The numbering for GPUs was changed in this commit. With the new numbering GetGpuAgentInfo fails since it still uses the old numbering. The PrintGpuAgents
function might be affected by this too.
I was able to patch the issue with this:
#include<algorithm>
...
bool HsaRsrcFactory::GetGpuAgentInfo(uint32_t idx, const AgentInfo** agent_info) {
// Iterate over Gpu list
auto it = std::find_if(gpu_list_.cbegin(), gpu_list_.cend(), [idx](const AgentInfo* agent) {
// Return first agent with matching id
return agent->dev_index == idx;
});
if(it != gpu_list_.cend()) {
*agent_info = *it;
return true;
} else {
return false;
}
}
This, however breaks AMDs CLI since they rely on passing NULL
as an agent (link) which defaults to index 0. With the new numbering, an agent with the device index 0 may not be present.

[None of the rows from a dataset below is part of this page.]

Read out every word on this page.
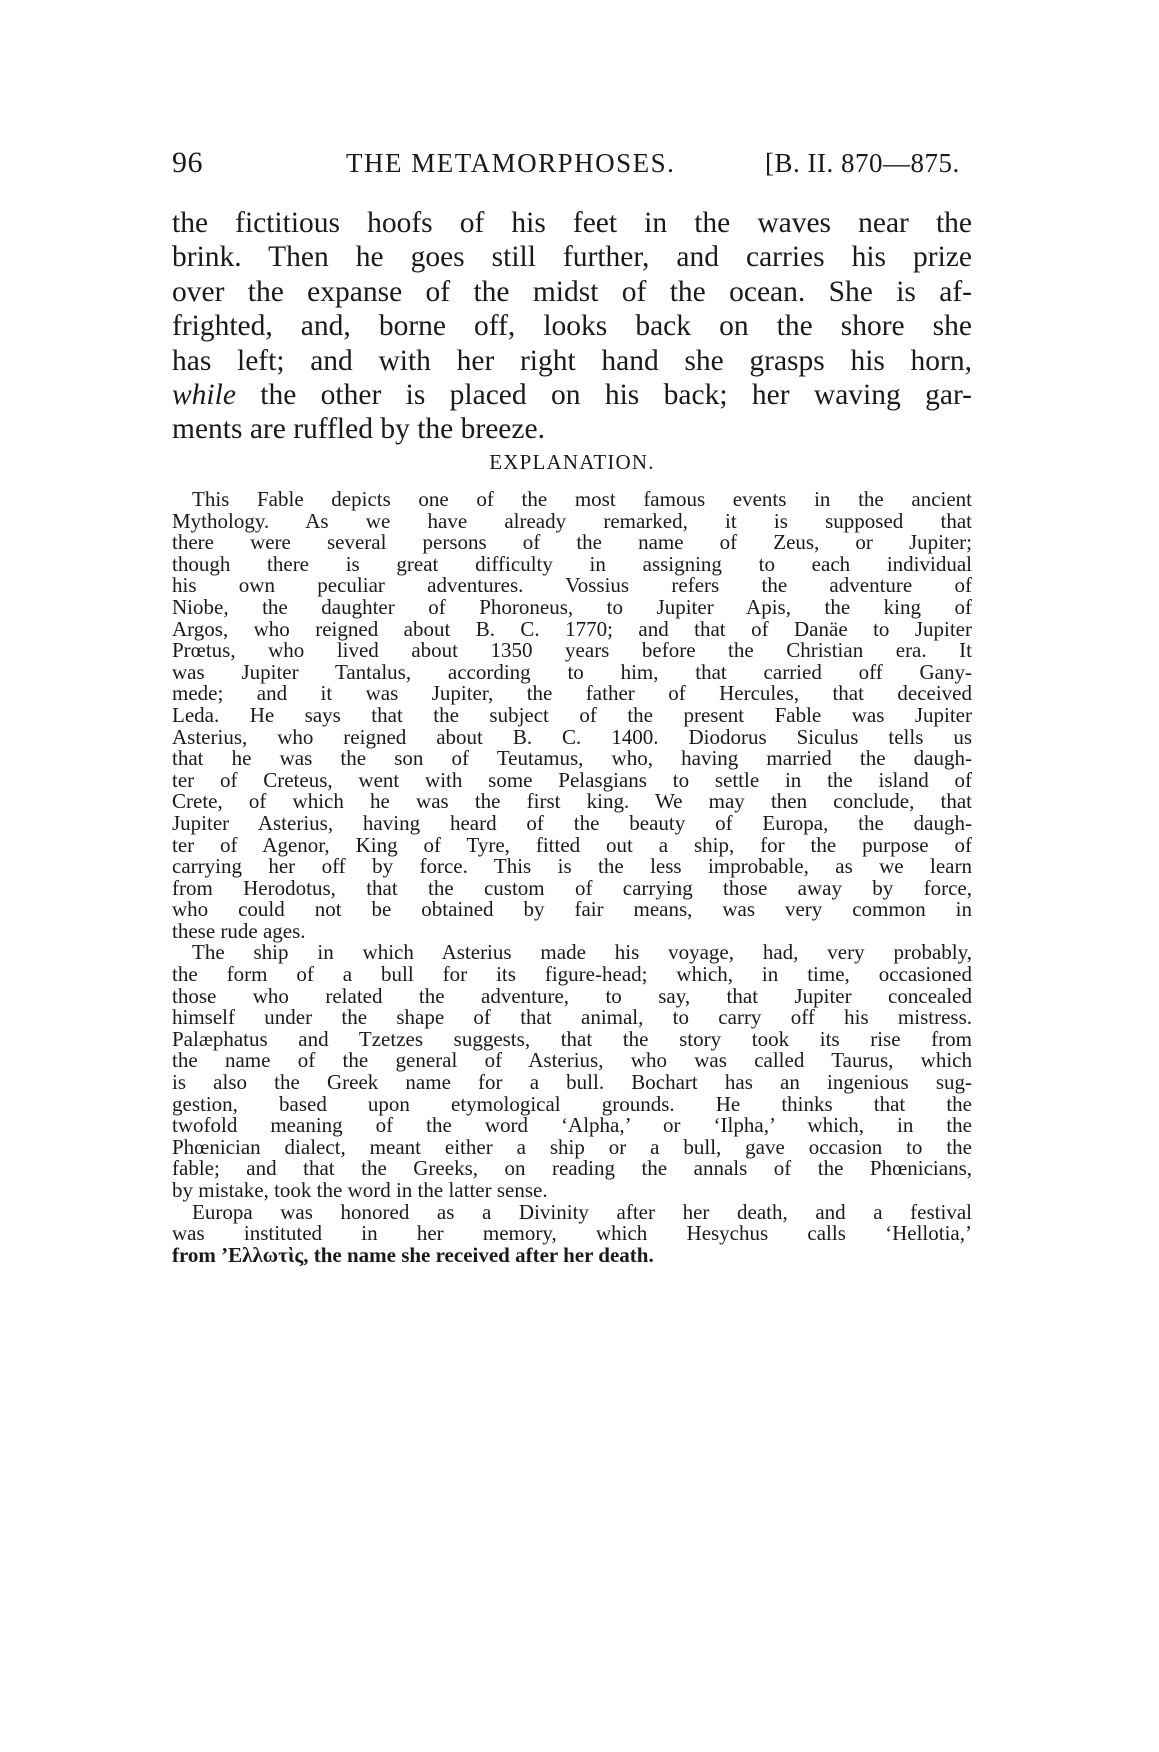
96	THE METAMORPHOSES.	[B. II. 870—875.
the fictitious hoofs of his feet in the waves near the
brink. Then he goes still further, and carries his prize
over the expanse of the midst of the ocean. She is af-
frighted, and, borne off, looks back on the shore she
has left; and with her right hand she grasps his horn,
while the other is placed on his back; her waving gar-
ments are ruffled by the breeze.
EXPLANATION.
This Fable depicts one of the most famous events in the ancient
Mythology. As we have already remarked, it is supposed that
there were several persons of the name of Zeus, or Jupiter;
though there is great difficulty in assigning to each individual
his own peculiar adventures. Vossius refers the adventure of
Niobe, the daughter of Phoroneus, to Jupiter Apis, the king of
Argos, who reigned about B. C. 1770; and that of Danäe to Jupiter
Prœtus, who lived about 1350 years before the Christian era. It
was Jupiter Tantalus, according to him, that carried off Gany-
mede; and it was Jupiter, the father of Hercules, that deceived
Leda. He says that the subject of the present Fable was Jupiter
Asterius, who reigned about B. C. 1400. Diodorus Siculus tells us
that he was the son of Teutamus, who, having married the daugh-
ter of Creteus, went with some Pelasgians to settle in the island of
Crete, of which he was the first king. We may then conclude, that
Jupiter Asterius, having heard of the beauty of Europa, the daugh-
ter of Agenor, King of Tyre, fitted out a ship, for the purpose of
carrying her off by force. This is the less improbable, as we learn
from Herodotus, that the custom of carrying those away by force,
who could not be obtained by fair means, was very common in
these rude ages.
The ship in which Asterius made his voyage, had, very probably,
the form of a bull for its figure-head; which, in time, occasioned
those who related the adventure, to say, that Jupiter concealed
himself under the shape of that animal, to carry off his mistress.
Palæphatus and Tzetzes suggests, that the story took its rise from
the name of the general of Asterius, who was called Taurus, which
is also the Greek name for a bull. Bochart has an ingenious sug-
gestion, based upon etymological grounds. He thinks that the
twofold meaning of the word ‘Alpha,’ or ‘Ilpha,’ which, in the
Phœnician dialect, meant either a ship or a bull, gave occasion to the
fable; and that the Greeks, on reading the annals of the Phœnicians,
by mistake, took the word in the latter sense.
Europa was honored as a Divinity after her death, and a festival
was instituted in her memory, which Hesychus calls ‘Hellotia,’
from ’Ελλωτὶς, the name she received after her death.
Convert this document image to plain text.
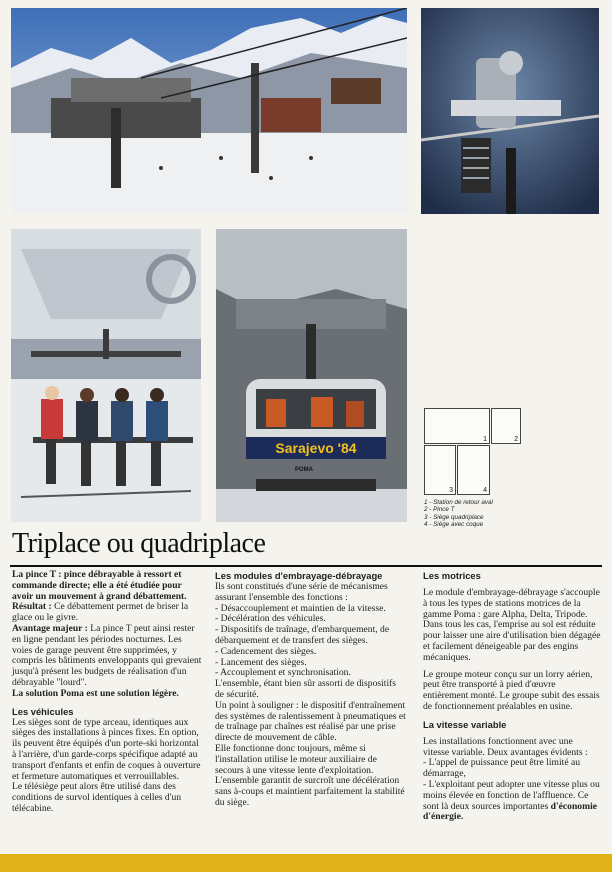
Sarajevo '84
POMA
1	2
3	4
1 - Station de retour aval
2 - Pince T
3 - Siège quadriplace
4 - Siège avec coque
Triplace ou quadriplace

La pince T : pince débrayable à ressort et commande directe; elle a été étudiée pour avoir un mouvement à grand débattement.

Résultat : Ce débattement permet de briser la glace ou le givre.

Avantage majeur : La pince T peut ainsi rester en ligne pendant les périodes nocturnes. Les voies de garage peuvent être supprimées, y compris les bâtiments enveloppants qui grevaient jusqu'à présent les budgets de réalisation d'un débrayable "lourd".

La solution Poma est une solution légère.

Les véhicules

Les sièges sont de type arceau, identiques aux sièges des installations à pinces fixes. En option, ils peuvent être équipés d'un porte-ski horizontal à l'arrière, d'un garde-corps spécifique adapté au transport d'enfants et enfin de coques à ouverture et fermeture automatiques et verrouillables.

Le télésiège peut alors être utilisé dans des conditions de survol identiques à celles d'un télécabine.

Les modules d'embrayage-débrayage

Ils sont constitués d'une série de mécanismes assurant l'ensemble des fonctions :

- Désaccouplement et maintien de la vitesse.

- Décélération des véhicules.

- Dispositifs de traînage, d'embarquement, de débarquement et de transfert des sièges.

- Cadencement des sièges.

- Lancement des sièges.

- Accouplement et synchronisation.

L'ensemble, étant bien sûr assorti de dispositifs de sécurité.

Un point à souligner : le dispositif d'entraînement des systèmes de ralentissement à pneumatiques et de traînage par chaînes est réalisé par une prise directe de mouvement de câble.

Elle fonctionne donc toujours, même si l'installation utilise le moteur auxiliaire de secours à une vitesse lente d'exploitation.

L'ensemble garantit de surcroît une décélération sans à-coups et maintient parfaitement la stabilité du siège.

Les motrices

Le module d'embrayage-débrayage s'accouple à tous les types de stations motrices de la gamme Poma : gare Alpha, Delta, Tripode. Dans tous les cas, l'emprise au sol est réduite pour laisser une aire d'utilisation bien dégagée et facilement déneigeable par des engins mécaniques.

Le groupe moteur conçu sur un lorry aérien, peut être transporté à pied d'œuvre entièrement monté. Le groupe subit des essais de fonctionnement préalables en usine.

La vitesse variable

Les installations fonctionnent avec une vitesse variable. Deux avantages évidents :

- L'appel de puissance peut être limité au démarrage,

- L'exploitant peut adopter une vitesse plus ou moins élevée en fonction de l'affluence. Ce sont là deux sources importantes d'économie d'énergie.
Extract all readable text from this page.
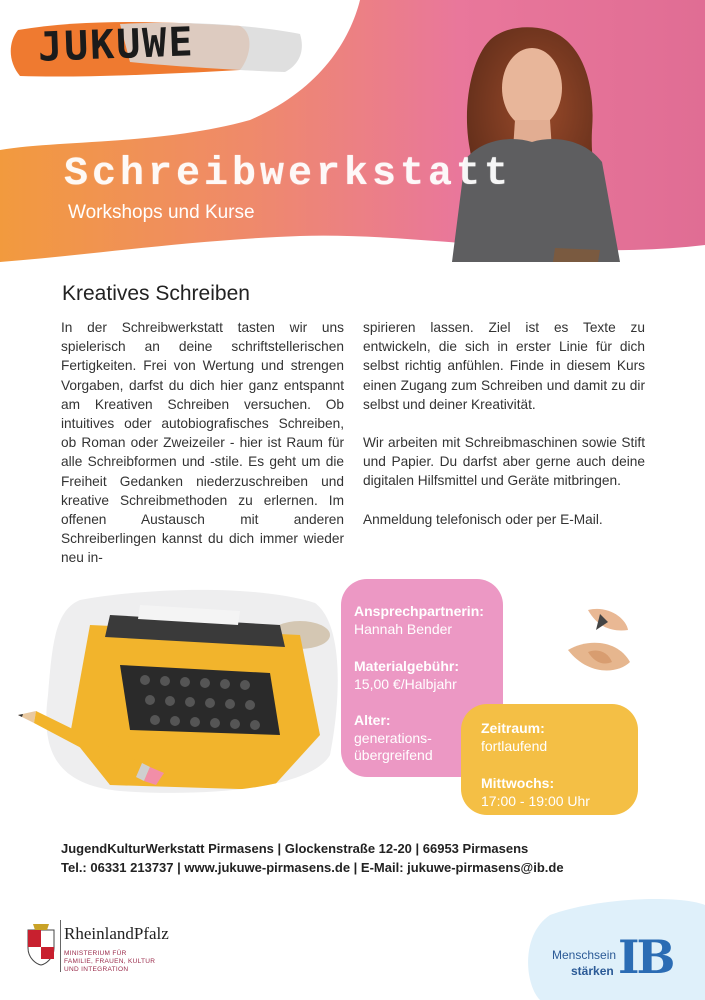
JUKUWE
Schreibwerkstatt
Workshops und Kurse
Kreatives Schreiben

In der Schreibwerkstatt tasten wir uns spielerisch an deine schriftstellerischen Fertigkeiten. Frei von Wertung und strengen Vorgaben, darfst du dich hier ganz entspannt am Kreativen Schreiben versuchen. Ob intuitives oder autobiografisches Schreiben, ob Roman oder Zweizeiler - hier ist Raum für alle Schreibformen und -stile. Es geht um die Freiheit Gedanken niederzuschreiben und kreative Schreibmethoden zu erlernen. Im offenen Austausch mit anderen Schreiberlingen kannst du dich immer wieder neu in-

spirieren lassen. Ziel ist es Texte zu entwickeln, die sich in erster Linie für dich selbst richtig anfühlen. Finde in diesem Kurs einen Zugang zum Schreiben und damit zu dir selbst und deiner Kreativität.

Wir arbeiten mit Schreibmaschinen sowie Stift und Papier. Du darfst aber gerne auch deine digitalen Hilfsmittel und Geräte mitbringen.

Anmeldung telefonisch oder per E-Mail.

Ansprechpartnerin:
Hannah Bender
Materialgebühr:
15,00 €/Halbjahr
Alter:
generations-
übergreifend
Zeitraum:
fortlaufend
Mittwochs:
17:00 - 19:00 Uhr
JugendKulturWerkstatt Pirmasens | Glockenstraße 12-20 | 66953 Pirmasens
Tel.: 06331 213737 | www.jukuwe-pirmasens.de | E-Mail: jukuwe-pirmasens@ib.de
RheinlandPfalz
MINISTERIUM FÜR
FAMILIE, FRAUEN, KULTUR
UND INTEGRATION
Menschsein
stärken IB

I think the following might be the cause of the misbehave:
74ecd34d uint32_t driver_node_id;
74ecd34d status = hsa_api_.hsa_agent_get_info(
74ecd34d agent,
74ecd34d static_cast<hsa_agent_info_t>(HSA_AMD_AGENT_INFO_DRIVER_NODE_ID),
74ecd34d &driver_node_id);
74ecd34d CHECK_STATUS("hsa_agent_get_info(gpu hsa_driver_node_id)", status);
74ecd34d agent_info->dev_index = driver_node_id;
I did a git blame and searched for code that was introduced in November last year. I have not confirmed this is the root cause though.
[EDIT] I reverted the commit above and that fixes the problem.
Hi @gcongiu and @sebinbash, sorry y'all are encountering these issues. Our research tool omnitrace was broken by this bug too (https://github.com/AMDResearch/omnitrace/issues/268) so I'll make sure it gets taken care of and I'll get back to y'all with an update.
Thanks for all the helpful research.
This issue was solved in rocm-5.5.0 RC5
PAPI uses
rocprofiler_iterate_info
to enumerate events from different agents in the system. This function seems to be broken since version 5.4.0 of rocprofiler.